The authors also analyzed two large databases that included information on many psychological variables for a large number of subjects. These variables included measures of behavior, personality characteristics and attitudes. Using statistical analyses similar to the ones used to analyze data obtained from the MRIs, they identified seven variables with the largest sex difference. Again, substantial variability was evident in 59 percent of the study participants. Only a few study participants presented internal consistency (having either female or male features).
Joel and her colleagues concluded that although there are some sex differences in brain structure between men and women, brains do not fall into two classes of female or male brain and are not even aligned along a male brain – female brain continuum. “Each brain is a unique mosaic of features,” they claimed, “some of which may be more common in females compared with males, others may be more common in males compared with females, and still others may be common in both females and males.”

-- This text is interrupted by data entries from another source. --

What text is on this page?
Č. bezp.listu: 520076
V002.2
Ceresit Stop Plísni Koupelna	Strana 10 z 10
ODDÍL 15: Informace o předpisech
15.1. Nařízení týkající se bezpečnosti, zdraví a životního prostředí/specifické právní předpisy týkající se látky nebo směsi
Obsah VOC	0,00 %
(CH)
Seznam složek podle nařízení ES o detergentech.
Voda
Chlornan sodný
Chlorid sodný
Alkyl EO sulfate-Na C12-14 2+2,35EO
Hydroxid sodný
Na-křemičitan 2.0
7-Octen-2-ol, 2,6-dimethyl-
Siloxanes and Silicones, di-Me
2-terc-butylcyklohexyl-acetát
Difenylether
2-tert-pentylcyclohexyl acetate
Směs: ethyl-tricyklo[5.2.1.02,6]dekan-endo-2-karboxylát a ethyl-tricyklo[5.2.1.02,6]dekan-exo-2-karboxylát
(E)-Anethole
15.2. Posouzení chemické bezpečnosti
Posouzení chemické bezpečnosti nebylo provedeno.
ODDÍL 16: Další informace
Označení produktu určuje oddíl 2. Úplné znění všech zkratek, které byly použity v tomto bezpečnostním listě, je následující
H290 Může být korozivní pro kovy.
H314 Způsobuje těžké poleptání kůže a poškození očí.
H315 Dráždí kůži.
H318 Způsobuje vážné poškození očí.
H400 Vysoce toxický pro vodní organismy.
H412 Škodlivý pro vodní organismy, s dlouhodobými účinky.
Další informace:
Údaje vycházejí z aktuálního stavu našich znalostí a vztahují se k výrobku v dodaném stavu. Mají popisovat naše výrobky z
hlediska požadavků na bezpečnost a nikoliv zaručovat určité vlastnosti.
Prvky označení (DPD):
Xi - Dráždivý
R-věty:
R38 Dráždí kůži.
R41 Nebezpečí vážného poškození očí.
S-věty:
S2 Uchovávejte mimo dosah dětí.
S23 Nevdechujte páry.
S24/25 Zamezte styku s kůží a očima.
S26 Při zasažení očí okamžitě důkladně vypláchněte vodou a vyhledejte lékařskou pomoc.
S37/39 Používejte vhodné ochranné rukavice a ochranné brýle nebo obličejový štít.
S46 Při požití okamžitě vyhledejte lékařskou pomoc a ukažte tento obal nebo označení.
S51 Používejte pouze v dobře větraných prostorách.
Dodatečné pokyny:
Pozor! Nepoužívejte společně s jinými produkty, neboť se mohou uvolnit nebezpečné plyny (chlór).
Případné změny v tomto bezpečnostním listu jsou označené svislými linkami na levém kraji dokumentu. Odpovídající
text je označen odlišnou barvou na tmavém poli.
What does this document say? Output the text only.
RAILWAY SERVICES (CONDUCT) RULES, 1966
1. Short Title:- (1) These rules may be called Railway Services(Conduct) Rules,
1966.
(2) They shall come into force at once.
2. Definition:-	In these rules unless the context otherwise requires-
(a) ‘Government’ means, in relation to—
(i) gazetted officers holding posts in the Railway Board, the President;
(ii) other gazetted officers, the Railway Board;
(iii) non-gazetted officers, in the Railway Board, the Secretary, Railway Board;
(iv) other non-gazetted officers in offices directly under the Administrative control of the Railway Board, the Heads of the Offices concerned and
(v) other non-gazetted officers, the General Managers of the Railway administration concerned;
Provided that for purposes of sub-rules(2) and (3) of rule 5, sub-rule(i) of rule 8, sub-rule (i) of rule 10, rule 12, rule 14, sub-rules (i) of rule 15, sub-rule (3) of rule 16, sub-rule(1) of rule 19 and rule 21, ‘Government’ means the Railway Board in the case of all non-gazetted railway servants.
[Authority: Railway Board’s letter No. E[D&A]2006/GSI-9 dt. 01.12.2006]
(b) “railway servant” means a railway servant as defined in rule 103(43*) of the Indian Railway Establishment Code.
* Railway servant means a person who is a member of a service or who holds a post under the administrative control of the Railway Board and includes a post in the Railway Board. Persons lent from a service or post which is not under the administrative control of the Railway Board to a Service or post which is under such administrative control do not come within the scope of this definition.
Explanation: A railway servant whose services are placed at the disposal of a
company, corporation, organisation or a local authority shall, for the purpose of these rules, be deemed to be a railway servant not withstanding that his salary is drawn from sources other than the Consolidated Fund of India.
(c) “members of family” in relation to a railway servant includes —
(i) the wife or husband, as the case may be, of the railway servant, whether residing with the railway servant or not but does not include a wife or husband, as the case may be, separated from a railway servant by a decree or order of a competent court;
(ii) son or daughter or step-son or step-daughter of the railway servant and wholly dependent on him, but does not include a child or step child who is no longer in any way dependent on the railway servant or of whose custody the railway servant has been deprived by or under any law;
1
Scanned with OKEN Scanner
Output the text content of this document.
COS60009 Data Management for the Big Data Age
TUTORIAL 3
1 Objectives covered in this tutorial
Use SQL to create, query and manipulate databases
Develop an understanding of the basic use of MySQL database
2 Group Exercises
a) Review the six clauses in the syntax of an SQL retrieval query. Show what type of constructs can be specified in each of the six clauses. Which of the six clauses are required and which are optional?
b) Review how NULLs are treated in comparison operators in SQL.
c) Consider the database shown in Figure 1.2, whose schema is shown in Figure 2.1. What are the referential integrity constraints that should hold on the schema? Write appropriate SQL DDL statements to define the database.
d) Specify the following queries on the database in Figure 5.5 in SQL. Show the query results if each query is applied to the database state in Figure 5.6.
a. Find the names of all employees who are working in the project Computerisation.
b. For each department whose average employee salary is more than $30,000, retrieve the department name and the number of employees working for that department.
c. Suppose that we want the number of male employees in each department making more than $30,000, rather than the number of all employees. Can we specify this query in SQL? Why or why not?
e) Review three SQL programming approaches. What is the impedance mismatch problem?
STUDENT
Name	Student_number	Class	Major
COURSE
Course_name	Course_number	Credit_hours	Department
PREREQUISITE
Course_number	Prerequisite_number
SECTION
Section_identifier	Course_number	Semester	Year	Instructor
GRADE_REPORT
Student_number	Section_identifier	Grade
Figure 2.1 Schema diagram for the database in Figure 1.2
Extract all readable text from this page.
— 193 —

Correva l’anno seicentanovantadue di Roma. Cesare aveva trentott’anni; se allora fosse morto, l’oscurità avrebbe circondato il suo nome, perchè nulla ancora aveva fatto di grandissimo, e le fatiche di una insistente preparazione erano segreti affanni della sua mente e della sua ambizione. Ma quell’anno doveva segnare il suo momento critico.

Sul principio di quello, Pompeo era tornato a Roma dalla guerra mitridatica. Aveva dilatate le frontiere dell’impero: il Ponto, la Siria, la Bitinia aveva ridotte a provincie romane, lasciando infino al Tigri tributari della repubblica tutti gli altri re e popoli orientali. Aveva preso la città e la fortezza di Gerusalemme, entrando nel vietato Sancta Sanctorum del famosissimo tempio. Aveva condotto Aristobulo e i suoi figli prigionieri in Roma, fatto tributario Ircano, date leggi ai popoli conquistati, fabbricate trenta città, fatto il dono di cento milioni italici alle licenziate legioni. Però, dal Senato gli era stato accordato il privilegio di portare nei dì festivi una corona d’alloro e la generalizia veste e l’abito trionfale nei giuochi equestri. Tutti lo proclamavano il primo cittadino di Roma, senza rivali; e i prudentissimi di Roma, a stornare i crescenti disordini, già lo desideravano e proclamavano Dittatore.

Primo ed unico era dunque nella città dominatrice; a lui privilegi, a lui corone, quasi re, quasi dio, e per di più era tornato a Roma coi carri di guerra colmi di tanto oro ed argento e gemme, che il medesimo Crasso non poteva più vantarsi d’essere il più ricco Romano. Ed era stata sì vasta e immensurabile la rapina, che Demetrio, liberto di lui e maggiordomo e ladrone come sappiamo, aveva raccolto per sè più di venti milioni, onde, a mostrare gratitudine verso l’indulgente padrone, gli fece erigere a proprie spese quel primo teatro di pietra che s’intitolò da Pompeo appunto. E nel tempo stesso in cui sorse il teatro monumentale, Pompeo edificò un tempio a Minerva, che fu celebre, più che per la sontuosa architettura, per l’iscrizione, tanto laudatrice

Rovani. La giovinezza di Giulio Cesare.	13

Similarly, their analyses of gender-related data revealed extensive overlap between females and males in personality traits, attitudes, interests and behaviors.
I wonder: does Joel’s study prove that men are not from Mars, women are not from Venus, and that they should just live happily thereafter here, on Earth? Perhaps the differences between the sexes are beyond the resolution of an MRI scan: a difference in how individual groups of brain cells work, in the way they communicate with each other, in the way they respond to the different hormonal environments in men and women. Similarly, could it be that the gender-related data that Joel’s study analyzed was not specific enough to identify the profound differences that make people believe that men are from Mars, women are from Venus?
In the Customer Review section on Amazon.com I read, with great interest a review by a man who holds a degree in rocket engineering and seems to be in dire need of a self-help book that will help him decipher the mysteries of the opposite sex. About Men are from Mars, Women are from Venus, he writes: “The book is the equivalent to ‘Idiot’s guide to Listening, Respect and Communication, with Easy-to-Remember Examples.” And still, he recommends the book because “I don’t want to know the fundamentals of communications [nor does he want to count the ways the female brain anatomy is different, or similar to his], I just want to know why my last girlfriend got offended when I offered solutions when she was complaining about work.”
And if he would come to me for advice, I would simply say: “You have to listen, man, you have to listen!”
Editor’s note: Dr. Shahar Madjar is a urologist working in several locations in the Upper Peninsula.